Selain itu juga terjadi peningkatan volume lumpur yang menandakan ada well kick (aliran balik di lubang sumur akibat tekanan formasi yang lebih besar dari tekanan lumpur) dan ada gas H2S sehingga harus dilakukan evakuasi personel (causation factor for Banjar Panji No.1 blowout Neal Adam Services). "Mencabut drill-string dari dasar sumur di tengah malam pada 28 Mei 2006 merupakan tindakan tidak kompeten dan bertentangan dengan praktik kontrol yang baik juga. Melanjutkan menarik pipa dari lubang sumur tersebut adalah dianggap ceroboh dan lalai," tandas Taufik.

Salah satu pemohon, Ali Ashar Akbar, mengatakan, pada intinya mereka tidak menolak atau menghambat ganti rugi korban Lapindo.

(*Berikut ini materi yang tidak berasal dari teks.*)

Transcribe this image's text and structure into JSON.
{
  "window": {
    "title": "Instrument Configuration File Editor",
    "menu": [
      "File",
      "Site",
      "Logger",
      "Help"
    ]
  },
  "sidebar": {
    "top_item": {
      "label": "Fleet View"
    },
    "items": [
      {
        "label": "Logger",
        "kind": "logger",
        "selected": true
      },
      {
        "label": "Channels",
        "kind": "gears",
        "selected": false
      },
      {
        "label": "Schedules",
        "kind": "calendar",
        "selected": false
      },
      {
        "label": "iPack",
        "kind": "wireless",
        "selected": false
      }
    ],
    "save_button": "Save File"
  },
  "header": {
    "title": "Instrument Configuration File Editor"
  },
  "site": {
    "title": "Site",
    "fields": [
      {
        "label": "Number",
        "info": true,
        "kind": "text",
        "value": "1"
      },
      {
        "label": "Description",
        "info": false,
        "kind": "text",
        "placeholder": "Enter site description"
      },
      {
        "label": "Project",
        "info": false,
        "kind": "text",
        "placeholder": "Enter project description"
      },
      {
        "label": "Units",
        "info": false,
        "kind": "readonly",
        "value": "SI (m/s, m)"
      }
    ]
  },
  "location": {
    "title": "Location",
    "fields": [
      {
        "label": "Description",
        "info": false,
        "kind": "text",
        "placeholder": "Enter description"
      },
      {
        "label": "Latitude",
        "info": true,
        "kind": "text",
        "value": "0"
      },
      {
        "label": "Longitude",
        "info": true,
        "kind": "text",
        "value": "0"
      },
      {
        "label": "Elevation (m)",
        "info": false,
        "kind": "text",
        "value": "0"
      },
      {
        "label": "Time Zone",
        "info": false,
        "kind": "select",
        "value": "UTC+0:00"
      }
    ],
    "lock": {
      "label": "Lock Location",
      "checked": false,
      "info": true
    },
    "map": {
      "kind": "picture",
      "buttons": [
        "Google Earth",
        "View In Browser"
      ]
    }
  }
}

Namun, mendorong agar PT Lapindo Brantas Inc selaku perusahaan swasta yang memiliki modal dan pencairan dana lebih cepat untuk segera menunaikan kewajibannya dibandingkan pemerintah yang prosesnya lama.

"Jika Pasal 18 dihapus, PT Lapindo Brantas Inc harus segera menyelesaikan persoalan ini dan memberikan ganti rugi kepada masyarakat korban Lapindo. Artinya tidak lagi menunggu persetujuan pihak-pihak lain. Cukup di tingkat aturan internal untuk segera dibayarkan dan mendesak penyelesaian itu bisa cepat dilaksanakan oleh PT Lapindo," ungkapnya.

Hakim konstitusi Akil Mochtar mengatakan, pemohon perlu menjelaskan hubungan kerugian akibat berlakunya UU tersebut. Pemohon harus menjelaskan siapa yang harus bertanggung jawab jika pasal tersebut akhirnya dibatalkan. "Siapa yang berhak bertanggung jawab untuk kasus tersebut ?" kata Akil. (lil)

()
Copyright © 2024 SINDOnews.com
All Rights Reserved
berita/ rendering in 0.7266 seconds (0.1#10.140)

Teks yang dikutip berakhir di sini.